Step 3: Take your well-deserved rest
Everything in the human body rests and repairs during sleep, and our physiology calms down. The heart rate slows, the blood pressure drops, and the tissue heals. It is also a time for us to process the events and emotions that have occurred throughout the day. Sleep enables us to heal and reset not only physically and mentally, but also emotionally. Sleep and stress have a bidirectional relationship: when we don’t get enough sleep, we struggle to manage stress, and higher levels of stress can affect the quality and duration of sleep. Lavender, passionflower, chamomile, and magnesium are herbs and nutrients that can help you sleep better. These can be taken as a supplement about an hour before bed to help you relax.
Step 4: Make sure to eat
Many brides and grooms choose to start diets as they get ready for their wedding clothes, which in hindsight is never a wise choice. Fasting alone might increase cortisol levels since going without meals is stressful. When we aren’t consuming food during a fast, our bodies must find other ways to generate energy. We usually have eight hours of energy after dinner, more or less. As soon as this is depleted, the liver starts to make glucose by using the muscle glycogen stores and then moves on to utilizing protein and fat.

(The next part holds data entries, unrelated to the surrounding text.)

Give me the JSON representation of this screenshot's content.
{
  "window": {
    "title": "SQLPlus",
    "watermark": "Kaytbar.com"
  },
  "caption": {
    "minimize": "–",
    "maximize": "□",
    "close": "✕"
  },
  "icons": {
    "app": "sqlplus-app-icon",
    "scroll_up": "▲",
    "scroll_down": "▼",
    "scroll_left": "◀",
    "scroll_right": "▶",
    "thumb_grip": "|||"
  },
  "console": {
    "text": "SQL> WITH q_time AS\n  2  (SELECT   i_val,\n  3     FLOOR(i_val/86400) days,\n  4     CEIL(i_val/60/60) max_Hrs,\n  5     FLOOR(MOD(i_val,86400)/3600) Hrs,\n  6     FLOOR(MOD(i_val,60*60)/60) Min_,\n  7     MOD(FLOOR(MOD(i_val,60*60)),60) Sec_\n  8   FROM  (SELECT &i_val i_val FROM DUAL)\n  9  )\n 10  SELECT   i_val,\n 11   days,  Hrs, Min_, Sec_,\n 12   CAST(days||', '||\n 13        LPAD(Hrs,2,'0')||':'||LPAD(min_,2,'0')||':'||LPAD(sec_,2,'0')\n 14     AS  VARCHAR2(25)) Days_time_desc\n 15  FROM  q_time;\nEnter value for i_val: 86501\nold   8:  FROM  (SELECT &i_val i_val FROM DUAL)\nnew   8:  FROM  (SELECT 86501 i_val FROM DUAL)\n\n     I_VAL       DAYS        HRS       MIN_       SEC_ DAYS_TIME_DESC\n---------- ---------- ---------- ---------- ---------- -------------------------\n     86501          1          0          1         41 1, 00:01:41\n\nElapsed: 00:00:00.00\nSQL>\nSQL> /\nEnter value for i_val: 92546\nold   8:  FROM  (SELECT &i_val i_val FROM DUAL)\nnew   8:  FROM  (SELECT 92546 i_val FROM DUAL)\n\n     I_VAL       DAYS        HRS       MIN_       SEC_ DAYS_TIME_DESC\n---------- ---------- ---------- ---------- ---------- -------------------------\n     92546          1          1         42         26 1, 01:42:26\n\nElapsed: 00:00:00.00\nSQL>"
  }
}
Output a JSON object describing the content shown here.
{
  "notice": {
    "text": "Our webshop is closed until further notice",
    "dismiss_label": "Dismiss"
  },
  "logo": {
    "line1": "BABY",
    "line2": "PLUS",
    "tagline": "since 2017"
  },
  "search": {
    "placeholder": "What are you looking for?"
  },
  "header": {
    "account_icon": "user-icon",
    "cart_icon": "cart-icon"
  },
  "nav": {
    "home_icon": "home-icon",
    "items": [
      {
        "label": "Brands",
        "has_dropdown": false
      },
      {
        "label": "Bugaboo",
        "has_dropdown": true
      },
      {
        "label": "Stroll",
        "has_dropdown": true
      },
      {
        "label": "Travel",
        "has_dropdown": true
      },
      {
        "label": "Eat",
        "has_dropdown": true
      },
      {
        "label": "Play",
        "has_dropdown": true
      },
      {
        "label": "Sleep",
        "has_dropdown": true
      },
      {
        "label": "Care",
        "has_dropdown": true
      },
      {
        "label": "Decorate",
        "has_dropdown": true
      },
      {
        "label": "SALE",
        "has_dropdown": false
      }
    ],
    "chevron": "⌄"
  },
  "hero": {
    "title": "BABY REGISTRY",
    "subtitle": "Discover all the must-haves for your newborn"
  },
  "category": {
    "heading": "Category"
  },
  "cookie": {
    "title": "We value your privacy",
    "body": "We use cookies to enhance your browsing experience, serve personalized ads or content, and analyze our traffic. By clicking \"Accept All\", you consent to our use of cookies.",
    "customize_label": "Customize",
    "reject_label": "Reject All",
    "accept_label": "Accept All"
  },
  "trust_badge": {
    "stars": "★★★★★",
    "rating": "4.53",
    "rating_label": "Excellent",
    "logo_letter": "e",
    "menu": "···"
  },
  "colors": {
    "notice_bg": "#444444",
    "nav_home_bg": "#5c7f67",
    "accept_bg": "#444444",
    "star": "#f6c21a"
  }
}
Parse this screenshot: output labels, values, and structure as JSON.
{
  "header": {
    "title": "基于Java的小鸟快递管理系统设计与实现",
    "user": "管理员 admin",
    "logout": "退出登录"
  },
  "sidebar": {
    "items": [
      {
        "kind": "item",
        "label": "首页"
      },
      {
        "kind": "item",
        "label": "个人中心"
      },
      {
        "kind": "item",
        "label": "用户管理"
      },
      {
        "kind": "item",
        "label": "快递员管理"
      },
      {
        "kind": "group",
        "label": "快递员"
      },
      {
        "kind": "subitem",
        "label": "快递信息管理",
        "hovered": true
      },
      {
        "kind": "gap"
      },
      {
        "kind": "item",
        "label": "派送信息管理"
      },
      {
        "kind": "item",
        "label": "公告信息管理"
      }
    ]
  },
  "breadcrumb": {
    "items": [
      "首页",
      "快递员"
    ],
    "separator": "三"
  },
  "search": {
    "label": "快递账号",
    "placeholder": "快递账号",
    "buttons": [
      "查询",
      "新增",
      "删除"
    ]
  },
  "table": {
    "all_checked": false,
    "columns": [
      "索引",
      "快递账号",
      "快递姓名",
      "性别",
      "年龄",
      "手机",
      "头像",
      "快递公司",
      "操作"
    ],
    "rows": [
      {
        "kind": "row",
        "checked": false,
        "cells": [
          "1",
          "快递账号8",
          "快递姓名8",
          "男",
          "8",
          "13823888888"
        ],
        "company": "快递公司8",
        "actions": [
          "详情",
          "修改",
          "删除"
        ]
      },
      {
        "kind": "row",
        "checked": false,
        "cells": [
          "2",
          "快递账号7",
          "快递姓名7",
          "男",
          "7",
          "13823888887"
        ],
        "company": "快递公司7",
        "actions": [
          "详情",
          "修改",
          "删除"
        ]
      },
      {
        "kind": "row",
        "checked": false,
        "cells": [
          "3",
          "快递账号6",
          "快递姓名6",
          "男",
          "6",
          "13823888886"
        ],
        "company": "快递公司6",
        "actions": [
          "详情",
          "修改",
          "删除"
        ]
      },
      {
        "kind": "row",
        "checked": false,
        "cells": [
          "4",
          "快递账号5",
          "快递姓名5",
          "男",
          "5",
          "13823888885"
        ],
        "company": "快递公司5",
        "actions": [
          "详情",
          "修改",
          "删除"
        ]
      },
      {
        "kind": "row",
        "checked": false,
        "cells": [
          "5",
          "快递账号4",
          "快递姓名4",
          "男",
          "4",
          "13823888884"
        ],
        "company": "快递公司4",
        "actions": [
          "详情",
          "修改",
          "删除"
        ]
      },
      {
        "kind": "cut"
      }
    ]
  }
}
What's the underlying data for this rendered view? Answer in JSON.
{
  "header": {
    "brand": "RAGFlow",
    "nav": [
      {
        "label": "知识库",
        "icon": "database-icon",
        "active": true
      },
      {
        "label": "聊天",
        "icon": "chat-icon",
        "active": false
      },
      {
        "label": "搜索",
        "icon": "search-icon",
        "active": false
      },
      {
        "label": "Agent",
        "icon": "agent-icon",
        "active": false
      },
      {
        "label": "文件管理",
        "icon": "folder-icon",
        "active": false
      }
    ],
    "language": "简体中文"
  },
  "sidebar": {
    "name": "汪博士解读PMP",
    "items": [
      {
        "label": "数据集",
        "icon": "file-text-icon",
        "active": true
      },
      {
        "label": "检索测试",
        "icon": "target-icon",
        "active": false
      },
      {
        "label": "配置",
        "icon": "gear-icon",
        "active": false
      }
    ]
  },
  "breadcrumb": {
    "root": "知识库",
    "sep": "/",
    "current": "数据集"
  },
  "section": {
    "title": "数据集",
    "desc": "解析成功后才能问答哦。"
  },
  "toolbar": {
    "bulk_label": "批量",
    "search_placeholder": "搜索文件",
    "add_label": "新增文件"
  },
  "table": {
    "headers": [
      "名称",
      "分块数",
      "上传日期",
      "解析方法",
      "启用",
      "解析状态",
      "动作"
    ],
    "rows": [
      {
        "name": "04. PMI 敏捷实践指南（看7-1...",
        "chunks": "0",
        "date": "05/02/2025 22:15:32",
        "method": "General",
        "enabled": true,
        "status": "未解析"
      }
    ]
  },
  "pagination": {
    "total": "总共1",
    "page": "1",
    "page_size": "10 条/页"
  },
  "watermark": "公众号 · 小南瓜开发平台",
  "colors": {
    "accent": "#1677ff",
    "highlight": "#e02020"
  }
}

In conclusion, planning a wedding can be an exciting but stressful time, and it is essential to prioritize mental health and well-being during the process. By dividing responsibilities, taking breaks, getting enough rest, and eating well, couples can reduce stress and enjoy the wedding planning journey. Writing a list and celebrating small accomplishments along the way can also boost motivation and reduce anxiety. Ultimately, taking care of oneself during the wedding planning process can help create a happier and more fulfilling wedding experience.